“Fabrica è distrutta, basta immobilismo”: Scarnati contrattacca Ricci con una lettera durissima

Si accende lo scontro social tra il primo cittadino e il consigliere d’opposizione ed ex sfidante alle amministrative

FABRICA DI ROMA – Non si placa lo scontro politico sul caso Talete. Dopo le dichiarazioni del sindaco Claudio Ricci, arriva la replica del consigliere Enrico Scarnati, che affida a una lunga lettera aperta un attacco frontale all’amministrazione comunale.

Toni durissimi, accuse dirette e un impianto politico chiaro: secondo Scarnati, a guidare il Comune sarebbe una «strategia dell’immobilità» che avrebbe prodotto «risultati sotto gli occhi di tutti».

«Amministrare un Comune – scrive – non significa indossare una fascia e occupare una poltrona, ma avere il coraggio di prendere decisioni a tutela della propria comunità». Un coraggio che, secondo il consigliere, sarebbe mancato: «Questa amministrazione ha scelto sistematicamente la via più comoda: l’immobilità e la resa».
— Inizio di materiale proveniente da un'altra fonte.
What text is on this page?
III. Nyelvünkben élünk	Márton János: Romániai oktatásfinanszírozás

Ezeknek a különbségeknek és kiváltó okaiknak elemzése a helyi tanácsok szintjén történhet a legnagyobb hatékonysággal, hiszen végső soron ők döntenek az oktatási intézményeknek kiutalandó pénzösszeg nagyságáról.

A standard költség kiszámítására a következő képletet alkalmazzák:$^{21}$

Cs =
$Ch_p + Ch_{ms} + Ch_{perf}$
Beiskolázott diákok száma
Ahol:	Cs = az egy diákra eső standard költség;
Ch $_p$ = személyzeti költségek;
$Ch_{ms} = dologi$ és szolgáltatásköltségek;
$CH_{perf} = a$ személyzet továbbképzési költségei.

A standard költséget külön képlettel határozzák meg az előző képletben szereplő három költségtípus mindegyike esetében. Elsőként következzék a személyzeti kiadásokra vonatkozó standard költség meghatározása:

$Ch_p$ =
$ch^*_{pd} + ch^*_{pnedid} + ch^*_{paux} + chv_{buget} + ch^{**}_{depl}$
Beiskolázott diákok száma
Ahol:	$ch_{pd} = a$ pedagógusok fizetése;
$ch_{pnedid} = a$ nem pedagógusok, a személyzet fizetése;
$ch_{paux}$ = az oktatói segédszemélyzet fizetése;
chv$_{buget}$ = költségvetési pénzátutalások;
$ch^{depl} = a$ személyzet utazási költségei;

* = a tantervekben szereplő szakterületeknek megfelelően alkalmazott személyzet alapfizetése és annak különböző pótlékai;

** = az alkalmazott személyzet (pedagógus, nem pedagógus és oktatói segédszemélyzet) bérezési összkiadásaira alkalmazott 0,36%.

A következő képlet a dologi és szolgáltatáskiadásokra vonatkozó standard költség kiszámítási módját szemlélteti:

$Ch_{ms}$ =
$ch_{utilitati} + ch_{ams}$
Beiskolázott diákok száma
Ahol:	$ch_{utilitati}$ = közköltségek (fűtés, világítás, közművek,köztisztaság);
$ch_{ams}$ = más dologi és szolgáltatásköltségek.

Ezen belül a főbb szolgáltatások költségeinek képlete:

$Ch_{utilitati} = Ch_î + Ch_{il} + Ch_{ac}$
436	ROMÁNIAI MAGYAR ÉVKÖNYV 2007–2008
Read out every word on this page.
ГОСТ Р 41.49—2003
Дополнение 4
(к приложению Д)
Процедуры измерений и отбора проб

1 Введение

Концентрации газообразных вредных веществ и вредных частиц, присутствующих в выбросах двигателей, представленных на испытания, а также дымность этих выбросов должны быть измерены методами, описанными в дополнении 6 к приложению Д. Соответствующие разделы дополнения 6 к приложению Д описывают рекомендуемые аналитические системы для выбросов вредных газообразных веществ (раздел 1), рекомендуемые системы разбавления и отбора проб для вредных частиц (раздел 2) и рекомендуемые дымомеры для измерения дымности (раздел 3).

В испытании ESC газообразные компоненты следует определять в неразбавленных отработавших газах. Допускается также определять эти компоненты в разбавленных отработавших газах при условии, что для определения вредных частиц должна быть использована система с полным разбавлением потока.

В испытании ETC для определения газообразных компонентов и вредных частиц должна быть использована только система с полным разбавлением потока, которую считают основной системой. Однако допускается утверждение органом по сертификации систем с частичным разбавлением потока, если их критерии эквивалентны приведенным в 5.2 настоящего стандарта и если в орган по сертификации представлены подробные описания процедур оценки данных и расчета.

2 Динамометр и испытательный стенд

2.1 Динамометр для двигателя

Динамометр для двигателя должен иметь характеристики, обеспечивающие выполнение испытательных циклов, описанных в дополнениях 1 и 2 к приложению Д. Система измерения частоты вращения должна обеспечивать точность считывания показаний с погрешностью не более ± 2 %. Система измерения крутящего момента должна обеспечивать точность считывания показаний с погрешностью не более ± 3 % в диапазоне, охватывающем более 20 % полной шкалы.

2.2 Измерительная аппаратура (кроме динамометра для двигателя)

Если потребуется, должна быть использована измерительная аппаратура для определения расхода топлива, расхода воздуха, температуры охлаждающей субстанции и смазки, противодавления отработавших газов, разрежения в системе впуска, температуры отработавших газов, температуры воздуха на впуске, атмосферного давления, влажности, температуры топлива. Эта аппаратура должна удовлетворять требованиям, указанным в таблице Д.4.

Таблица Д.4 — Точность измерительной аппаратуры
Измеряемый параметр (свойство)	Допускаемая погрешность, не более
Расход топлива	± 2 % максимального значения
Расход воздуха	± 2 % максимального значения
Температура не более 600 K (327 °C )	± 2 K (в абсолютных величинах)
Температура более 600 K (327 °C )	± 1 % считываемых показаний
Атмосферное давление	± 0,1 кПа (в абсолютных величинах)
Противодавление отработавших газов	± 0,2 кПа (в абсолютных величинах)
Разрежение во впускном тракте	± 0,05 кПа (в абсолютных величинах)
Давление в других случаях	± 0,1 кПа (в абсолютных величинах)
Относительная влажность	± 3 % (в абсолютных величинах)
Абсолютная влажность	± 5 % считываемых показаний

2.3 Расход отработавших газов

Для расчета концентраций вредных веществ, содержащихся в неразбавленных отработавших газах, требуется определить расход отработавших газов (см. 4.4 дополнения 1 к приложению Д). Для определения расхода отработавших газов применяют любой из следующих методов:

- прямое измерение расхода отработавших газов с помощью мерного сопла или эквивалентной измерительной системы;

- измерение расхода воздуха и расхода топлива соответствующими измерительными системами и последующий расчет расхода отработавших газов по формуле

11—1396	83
Nel mirino finisce non solo la gestione dell’acqua, ma una visione più ampia dell’azione amministrativa. Scarnati parla apertamente di una «progressiva svendita di Fabrica di Roma», citando «la privatizzazione della gestione idrica» e quella «dell’illuminazione pubblica», definite come segnali di «incapacità di assumere decisioni incisive».

Sul nodo Talete, il consigliere contesta direttamente la ricostruzione del sindaco. «Le tue dichiarazioni risultano fortemente contraddittorie – accusa – affermi che il ricorso non si poteva fare, per poi sostenere che avrebbe senso solo con certezza di vincere». Una posizione che, secondo Scarnati, sarebbe smentita «in modo inequivocabile dalla lettera del commissario», da cui emergerebbero «margini legali per opporsi».

Non manca l’affondo sul tema della trasparenza: «Non c’è bisogno di omettere la verità», scrive, richiamando anche precedenti vicende come «le emergenze legionella e batteri fecali».

Scarnati respinge poi uno dei punti centrali sollevati da Ricci, quello dei costi legali. «Un’azione a difesa dell’acqua pubblica non è uno spreco, ma un servizio doveroso verso i cittadini». E rilancia: «Sarebbe intellettualmente onesto calcolare anche quanti milioni di euro quelle azioni hanno fatto risparmiare alla cittadinanza».

Nel testo emerge anche un passaggio su una presunta «recente sentenza della Cassazione» che, secondo il consigliere, «condanna il Comune a risarcire chi ha pagato il 100% della tariffa», chiedendo al sindaco: «Perché non informi pubblicamente i cittadini?».

La lettera si allarga poi ad altri fronti amministrativi. Dalla gestione della farmacia comunale – con il riferimento a due diverse valutazioni economiche («947 mila euro nel 2024 e 600 mila nel 2025: perché?») – fino alle spese comunali. «Non ci sono soldi per i cittadini in difficoltà – attacca – ma 150 mila euro per uno spogliatoio e 32.500 euro per la Festa della Birra sì».

Uno dei passaggi più duri riguarda il piano politico e personale. «Il tuo continuo mettere in mezzo chi ti ha preceduto denota una mancanza di visione», scrive Scarnati, parlando anche di «attacchi a un sindaco scomparso che non può rispondere». E sull’accusa di assenteismo replica: «Tentativo patetico di distogliere l’attenzione dal fatto principale: mentre altri comuni lottano, tu ti sei arreso».

Il consigliere contesta anche la gestione dei consigli comunali, definiti «straordinari e con pochissimo preavviso», e rilancia con una domanda diretta: «È tanto difficile pianificare? Non riesci nemmeno in questo?».

Il passaggio finale è netto: «Il tempo delle scuse è finito. Fabrica di Roma versa oggi in uno stato di abbandono inaccettabile, è distrutta».

La chiusura è affidata a un post scriptum che riporta il tema sulla trasparenza istituzionale: «Sarebbe utile sapere pubblicamente chi gestisce oggi la pagina Facebook ufficiale del Comune».

Uno scontro ormai aperto, che dal tema dell’acqua si è esteso all’intera azione amministrativa, alzando ulteriormente la tensione nel dibattito politico locale.